My last day, and I’m not planning to do anything much, just a farewell stroll around Trevi Fountain and the Pantheon this evening. Currently, I’m sitting at a sidewalk café and writing up my journal…well, Rome still has its surprises: as I sit here scribbling, clip-clopping up the Via Veneto (one of the main thoroughfares of the city) is a two-wheeled horse drawn cart containing hay bales.

Later…

The Lonesome Traveler

Postscript:

As you have no doubt noticed, as an art novice I have been struggling to put down some coherent thoughts about Michelangelo’s sculpture and why it has affected me so deeply. By my own standards I’ve done a poor job. I’m going to take out my verbal chisel and have one more whack at it; so if you have had enough, now is the time to bail out and go do something practical that will make the world a better place.

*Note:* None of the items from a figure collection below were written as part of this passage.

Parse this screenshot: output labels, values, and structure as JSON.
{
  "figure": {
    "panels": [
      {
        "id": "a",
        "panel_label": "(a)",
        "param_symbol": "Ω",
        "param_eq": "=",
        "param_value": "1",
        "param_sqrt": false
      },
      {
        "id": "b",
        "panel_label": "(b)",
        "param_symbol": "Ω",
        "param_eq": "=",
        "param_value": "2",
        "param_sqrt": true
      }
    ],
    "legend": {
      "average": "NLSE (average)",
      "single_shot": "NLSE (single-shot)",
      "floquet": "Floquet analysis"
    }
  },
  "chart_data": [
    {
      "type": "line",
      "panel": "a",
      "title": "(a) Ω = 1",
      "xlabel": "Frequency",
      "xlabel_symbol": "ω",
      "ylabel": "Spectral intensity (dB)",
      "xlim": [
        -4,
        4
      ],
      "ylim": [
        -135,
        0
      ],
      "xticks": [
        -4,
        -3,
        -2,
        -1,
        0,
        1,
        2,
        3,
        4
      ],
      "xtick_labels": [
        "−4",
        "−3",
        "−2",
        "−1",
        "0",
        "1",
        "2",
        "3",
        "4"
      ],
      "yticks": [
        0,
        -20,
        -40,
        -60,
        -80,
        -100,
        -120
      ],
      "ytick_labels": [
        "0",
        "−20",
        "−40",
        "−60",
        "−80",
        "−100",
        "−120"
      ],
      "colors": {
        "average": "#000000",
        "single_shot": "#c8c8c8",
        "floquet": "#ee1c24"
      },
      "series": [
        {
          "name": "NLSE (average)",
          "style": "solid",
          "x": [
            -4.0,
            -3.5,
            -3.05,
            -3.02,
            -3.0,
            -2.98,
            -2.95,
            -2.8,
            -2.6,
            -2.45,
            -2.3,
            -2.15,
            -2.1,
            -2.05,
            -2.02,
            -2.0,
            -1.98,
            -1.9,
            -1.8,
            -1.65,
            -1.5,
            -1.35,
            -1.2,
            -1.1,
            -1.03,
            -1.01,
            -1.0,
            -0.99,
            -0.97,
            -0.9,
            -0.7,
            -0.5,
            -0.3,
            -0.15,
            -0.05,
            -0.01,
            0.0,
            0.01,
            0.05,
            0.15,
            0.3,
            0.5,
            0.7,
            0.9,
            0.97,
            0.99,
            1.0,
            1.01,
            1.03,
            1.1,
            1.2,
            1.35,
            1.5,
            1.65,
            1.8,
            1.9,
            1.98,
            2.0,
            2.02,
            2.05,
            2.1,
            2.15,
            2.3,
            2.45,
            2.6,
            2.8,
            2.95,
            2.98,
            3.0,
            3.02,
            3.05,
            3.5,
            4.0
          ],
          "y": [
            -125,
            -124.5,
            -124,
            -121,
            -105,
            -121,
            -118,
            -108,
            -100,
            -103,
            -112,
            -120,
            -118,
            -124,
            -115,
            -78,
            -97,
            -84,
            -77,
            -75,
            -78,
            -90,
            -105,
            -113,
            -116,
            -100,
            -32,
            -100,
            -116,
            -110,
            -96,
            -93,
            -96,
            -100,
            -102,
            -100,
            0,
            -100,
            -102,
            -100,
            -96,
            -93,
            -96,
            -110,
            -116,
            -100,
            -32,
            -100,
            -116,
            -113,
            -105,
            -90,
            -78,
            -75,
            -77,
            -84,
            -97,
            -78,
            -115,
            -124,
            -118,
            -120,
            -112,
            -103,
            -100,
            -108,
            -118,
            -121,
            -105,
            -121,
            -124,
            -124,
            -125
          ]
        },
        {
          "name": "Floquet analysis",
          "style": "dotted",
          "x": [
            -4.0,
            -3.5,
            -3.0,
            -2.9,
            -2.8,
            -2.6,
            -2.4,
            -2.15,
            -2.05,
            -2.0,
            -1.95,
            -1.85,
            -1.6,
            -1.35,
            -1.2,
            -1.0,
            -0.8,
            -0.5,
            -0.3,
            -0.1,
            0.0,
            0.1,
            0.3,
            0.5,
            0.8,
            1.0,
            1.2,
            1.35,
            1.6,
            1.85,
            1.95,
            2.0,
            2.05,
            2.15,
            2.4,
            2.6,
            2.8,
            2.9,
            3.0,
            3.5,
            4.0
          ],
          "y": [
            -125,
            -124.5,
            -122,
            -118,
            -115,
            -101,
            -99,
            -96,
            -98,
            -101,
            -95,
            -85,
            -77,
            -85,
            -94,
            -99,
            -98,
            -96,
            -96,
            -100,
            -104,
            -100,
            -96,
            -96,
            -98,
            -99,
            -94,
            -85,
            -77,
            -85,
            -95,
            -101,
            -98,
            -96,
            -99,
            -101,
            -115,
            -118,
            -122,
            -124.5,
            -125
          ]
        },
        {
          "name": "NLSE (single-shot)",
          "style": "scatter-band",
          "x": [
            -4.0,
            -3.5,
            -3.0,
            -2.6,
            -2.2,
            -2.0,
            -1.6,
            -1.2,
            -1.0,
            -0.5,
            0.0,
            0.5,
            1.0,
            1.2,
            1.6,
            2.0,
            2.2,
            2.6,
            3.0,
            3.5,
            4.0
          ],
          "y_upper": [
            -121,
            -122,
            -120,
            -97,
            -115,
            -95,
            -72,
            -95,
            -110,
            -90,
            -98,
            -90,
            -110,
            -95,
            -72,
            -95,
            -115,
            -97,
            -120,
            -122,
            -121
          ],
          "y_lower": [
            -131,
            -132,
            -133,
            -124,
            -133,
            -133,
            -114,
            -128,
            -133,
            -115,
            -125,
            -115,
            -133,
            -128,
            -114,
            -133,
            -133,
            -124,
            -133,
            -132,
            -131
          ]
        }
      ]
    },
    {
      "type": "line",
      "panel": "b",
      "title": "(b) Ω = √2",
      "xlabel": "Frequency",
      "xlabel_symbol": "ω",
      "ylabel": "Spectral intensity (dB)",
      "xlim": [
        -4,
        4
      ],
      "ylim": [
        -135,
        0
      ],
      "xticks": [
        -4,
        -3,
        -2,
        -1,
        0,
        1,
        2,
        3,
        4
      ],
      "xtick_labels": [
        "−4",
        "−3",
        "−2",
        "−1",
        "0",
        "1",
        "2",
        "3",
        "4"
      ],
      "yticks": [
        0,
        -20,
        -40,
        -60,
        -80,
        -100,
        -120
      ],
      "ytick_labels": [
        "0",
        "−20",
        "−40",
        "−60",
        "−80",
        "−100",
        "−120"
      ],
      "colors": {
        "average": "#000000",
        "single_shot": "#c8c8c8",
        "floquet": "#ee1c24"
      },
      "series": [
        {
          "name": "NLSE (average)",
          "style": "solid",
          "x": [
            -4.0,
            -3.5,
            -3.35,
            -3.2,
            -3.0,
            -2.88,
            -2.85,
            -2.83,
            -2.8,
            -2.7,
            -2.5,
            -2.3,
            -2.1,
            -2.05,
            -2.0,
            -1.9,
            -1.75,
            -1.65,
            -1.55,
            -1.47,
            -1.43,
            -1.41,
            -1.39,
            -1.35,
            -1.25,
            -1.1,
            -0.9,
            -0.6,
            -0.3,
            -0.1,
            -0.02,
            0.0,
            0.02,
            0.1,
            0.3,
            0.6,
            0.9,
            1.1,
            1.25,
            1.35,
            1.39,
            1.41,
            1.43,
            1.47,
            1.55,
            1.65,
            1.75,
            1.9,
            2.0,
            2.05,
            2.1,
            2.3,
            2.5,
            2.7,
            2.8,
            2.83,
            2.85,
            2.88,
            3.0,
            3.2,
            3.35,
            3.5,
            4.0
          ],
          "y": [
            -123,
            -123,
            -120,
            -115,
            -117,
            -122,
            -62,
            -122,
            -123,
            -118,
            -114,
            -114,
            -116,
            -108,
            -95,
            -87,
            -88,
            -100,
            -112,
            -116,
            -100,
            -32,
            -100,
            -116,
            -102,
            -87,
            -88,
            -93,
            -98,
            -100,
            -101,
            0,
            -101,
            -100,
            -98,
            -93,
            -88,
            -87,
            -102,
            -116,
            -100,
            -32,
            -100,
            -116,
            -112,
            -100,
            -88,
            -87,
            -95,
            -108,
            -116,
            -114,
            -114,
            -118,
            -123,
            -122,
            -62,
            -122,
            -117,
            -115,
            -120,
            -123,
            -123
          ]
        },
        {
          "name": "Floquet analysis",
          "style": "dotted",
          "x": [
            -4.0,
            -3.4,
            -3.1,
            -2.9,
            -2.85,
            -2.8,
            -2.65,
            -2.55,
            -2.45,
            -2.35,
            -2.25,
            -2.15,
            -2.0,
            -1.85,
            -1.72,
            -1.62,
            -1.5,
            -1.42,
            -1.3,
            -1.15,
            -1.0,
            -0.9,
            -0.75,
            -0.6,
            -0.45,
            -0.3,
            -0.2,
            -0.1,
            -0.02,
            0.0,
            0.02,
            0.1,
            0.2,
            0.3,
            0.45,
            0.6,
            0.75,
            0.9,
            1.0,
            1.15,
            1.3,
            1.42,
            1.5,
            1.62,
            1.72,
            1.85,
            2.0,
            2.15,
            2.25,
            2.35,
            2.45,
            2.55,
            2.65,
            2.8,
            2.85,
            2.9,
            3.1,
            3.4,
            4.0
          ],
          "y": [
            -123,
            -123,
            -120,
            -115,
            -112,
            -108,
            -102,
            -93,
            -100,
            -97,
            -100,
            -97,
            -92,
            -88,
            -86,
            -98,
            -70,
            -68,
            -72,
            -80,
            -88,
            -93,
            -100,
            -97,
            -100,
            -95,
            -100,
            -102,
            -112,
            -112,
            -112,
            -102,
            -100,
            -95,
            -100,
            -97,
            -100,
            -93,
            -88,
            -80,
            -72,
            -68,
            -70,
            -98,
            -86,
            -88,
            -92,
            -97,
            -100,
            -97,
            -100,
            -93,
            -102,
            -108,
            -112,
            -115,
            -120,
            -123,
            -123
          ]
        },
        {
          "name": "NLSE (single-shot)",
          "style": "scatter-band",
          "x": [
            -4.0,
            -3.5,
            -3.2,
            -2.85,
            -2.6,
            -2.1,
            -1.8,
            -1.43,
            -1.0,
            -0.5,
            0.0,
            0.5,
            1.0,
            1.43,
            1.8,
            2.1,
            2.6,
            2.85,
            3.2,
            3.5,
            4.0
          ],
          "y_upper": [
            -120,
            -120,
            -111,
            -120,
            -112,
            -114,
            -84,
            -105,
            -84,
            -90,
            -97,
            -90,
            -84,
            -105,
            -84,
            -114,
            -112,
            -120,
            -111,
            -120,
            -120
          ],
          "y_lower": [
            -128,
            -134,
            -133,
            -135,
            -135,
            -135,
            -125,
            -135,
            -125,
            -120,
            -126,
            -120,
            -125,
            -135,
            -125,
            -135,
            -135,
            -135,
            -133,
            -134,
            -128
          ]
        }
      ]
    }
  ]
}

While all of Michelangelo’s art that I have written about has a context, it seems to me that most of it is superfluous. In other words if you came upon these works without any knowledge of the circumstances, the history, or their creator, you would be little handicapped, if at all, in your understanding or appreciation. That is because Michelangelo has somehow managed to strip away all but the essence of a fundamental human experience, while at the same time keeping its representational form. To me that is an amazing and an almost unique accomplishment. I think much of abstract art attempts to get at the essence of things also, but in doing so it has to dispense with most of the representational. Without the representational, we move away from the feeling, emotional, human side into a more intellectual, abstract arena. We’re still connected with the human but not in such a visceral, immediate way.

When I look at Bernini’s realistically idealized works (is that too much of a contradiction?), I realize that without the background, the story, I lose too much information. I admire the skill and beauty, but without the context, there is a lack of meaning. But even when I know the story, these figures turn out to be mostly stock. Any feelings attached to these works are of a generic rather than an individual nature, and I share them only in an abstract way. Somehow these works miss the essence of a universal human experience that is at the same time individually unique. They insist on standing for something, and that limits the range and power of their appeal. They don’t exist as pure entities in their own right.

When I stand before the Pieta (and that’s important; the experience doesn’t come through nearly as clearly in pictures), I see the representational Mary and Jesus; that fact matters to a degree, but not a very large one (if you know the context, you can’t entirely divorce yourself from it). I see the forms, and that seeing connects me to the everyday human side, but what I also acknowledge is the universal--yet at the same time—uniquely personal, human experience of grief. Sorrow, loss, denial, resignation, and finally acceptance are somehow contained in the stone, the whole gamut of human grief. How is that possible? How can a piece of stone so purely distill an emotional experience? In my own experience of grief, the feelings are confused, fragmented, and transitory; but in this cold, dead stone I feel permanence, order, purity, and, in the end, serenity and acceptance. And all of this exists in its own self-contained world; the only thing it needs to reference is something inside of me. It is in this self-containment, and my participation in it, that the beauty, the wonder, and the genius of Michelangelo resides.

I do love words, but sometimes they are so inadequate—or maybe it’s the thinking that goes amiss. I guess I shouldn’t feel too bad; there are plenty of other things I can’t put into words either: love, obviously; my daughters’ births; my first glimpse of the Grand Canyon; evening light; the light and longing in another person’s eyes; but why go on? It would be a dull, dull world if we could explain it all.